Severe economic problems across Europe as a result of the Corona Virus are now unavoidable – states economics expert Gabriel A. Giménez Roche from NEOMA Business School – and will plunge us into a recession.
The COVID-19 pandemic has resulted in an extreme halt in productive activity within the operations of companies, already leading to real economic consequences such as tumbling markets, rising unemployment, and lower consumption across the globe.
“Our worst fears are becoming a reality as we now realise that a recession is looming. Even if activity resumes after the end of the coronavirus crisis, the prolonged lack of activity will cause a significant cut in the generation and circulation of cash flows that will not be remedied just by a resumption of operations.
“No matter what measures are taken at the dawn of the coming recession, there will be long months of economic turmoil. Nevertheless, it is obvious that exceptional measures, never seen since the 19th century, are to be expected,” says Professor Giménez Roche.
To relieve this impending situation, central banks around the world have already announced their commitment to injecting money into the markets, but this injection is blind at the moment, since it remains to be determined which sectors will need it most when the time comes.

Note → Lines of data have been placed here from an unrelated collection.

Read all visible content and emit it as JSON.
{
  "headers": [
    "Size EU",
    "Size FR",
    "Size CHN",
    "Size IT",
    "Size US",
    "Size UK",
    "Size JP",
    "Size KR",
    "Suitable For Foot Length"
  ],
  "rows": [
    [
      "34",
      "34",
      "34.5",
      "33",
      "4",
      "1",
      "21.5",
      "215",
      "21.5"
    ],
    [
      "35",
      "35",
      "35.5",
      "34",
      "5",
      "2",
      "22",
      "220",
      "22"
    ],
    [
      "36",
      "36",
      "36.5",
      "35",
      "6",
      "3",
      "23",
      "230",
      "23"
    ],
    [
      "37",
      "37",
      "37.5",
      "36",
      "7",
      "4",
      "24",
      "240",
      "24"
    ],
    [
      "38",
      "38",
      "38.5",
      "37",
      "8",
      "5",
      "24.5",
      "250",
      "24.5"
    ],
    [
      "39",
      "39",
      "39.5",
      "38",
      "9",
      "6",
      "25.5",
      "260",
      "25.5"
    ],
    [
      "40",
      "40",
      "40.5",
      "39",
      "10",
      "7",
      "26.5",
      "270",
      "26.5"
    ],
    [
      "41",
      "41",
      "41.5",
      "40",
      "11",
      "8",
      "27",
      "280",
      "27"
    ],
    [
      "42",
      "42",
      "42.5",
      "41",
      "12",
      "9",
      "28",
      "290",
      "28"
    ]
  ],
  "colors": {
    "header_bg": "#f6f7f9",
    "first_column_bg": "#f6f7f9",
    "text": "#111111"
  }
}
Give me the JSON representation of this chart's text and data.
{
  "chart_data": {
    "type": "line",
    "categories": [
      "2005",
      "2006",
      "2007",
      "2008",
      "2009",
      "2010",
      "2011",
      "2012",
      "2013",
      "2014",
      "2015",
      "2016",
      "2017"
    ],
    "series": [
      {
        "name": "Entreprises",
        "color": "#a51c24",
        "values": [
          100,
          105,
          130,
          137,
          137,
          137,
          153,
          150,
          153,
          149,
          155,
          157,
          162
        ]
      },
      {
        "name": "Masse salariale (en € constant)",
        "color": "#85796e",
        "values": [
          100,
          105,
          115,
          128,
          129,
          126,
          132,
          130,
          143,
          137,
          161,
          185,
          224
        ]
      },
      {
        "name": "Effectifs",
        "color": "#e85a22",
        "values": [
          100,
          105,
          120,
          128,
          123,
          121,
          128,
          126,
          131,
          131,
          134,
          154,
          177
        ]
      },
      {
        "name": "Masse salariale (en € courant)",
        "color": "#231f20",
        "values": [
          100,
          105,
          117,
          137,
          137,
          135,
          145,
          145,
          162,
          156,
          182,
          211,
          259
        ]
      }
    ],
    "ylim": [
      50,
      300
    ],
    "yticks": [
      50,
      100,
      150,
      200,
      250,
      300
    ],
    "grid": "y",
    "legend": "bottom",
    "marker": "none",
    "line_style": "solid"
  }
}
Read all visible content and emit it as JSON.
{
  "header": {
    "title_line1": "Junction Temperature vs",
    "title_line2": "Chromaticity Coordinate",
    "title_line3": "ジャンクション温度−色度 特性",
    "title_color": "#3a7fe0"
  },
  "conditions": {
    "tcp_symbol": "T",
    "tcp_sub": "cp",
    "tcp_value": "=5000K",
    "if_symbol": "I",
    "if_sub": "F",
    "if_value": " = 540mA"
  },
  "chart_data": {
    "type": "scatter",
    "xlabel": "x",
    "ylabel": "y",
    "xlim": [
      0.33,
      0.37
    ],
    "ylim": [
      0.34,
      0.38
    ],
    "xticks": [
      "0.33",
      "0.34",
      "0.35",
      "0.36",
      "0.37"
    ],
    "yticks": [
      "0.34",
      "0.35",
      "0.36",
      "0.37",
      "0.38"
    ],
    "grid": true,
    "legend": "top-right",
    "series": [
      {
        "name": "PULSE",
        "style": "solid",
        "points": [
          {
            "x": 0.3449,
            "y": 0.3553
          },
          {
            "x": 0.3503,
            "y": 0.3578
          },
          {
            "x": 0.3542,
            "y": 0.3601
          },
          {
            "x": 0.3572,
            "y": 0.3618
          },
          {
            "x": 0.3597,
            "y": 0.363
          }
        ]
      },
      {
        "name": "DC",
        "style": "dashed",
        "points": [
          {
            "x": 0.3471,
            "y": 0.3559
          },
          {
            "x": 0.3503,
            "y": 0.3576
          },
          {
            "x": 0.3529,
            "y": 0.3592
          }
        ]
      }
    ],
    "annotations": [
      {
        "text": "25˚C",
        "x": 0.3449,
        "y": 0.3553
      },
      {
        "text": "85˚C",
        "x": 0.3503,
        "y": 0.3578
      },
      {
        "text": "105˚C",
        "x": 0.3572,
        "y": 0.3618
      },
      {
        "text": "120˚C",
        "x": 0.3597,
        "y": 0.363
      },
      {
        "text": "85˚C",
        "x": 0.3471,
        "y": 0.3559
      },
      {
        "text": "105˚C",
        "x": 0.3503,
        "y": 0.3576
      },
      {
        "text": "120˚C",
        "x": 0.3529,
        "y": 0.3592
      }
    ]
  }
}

Professor Giménez Roche says,
“The announced injections from banks may prove to be insufficient, as the magnitude of the coming economic recession will largely depend on the duration and reach of the current health crisis – we are all in unknown territory right now.”
Governments across Europe must take advantage of the support from central banks to rebalance budgets, streamline taxation and regulations, and adopt strict rules of budget responsibility, Professor Giménez Roche states. This solution requires a significant level of international concertation and, as this unprecedented situation unfolds, it must be continuously monitored.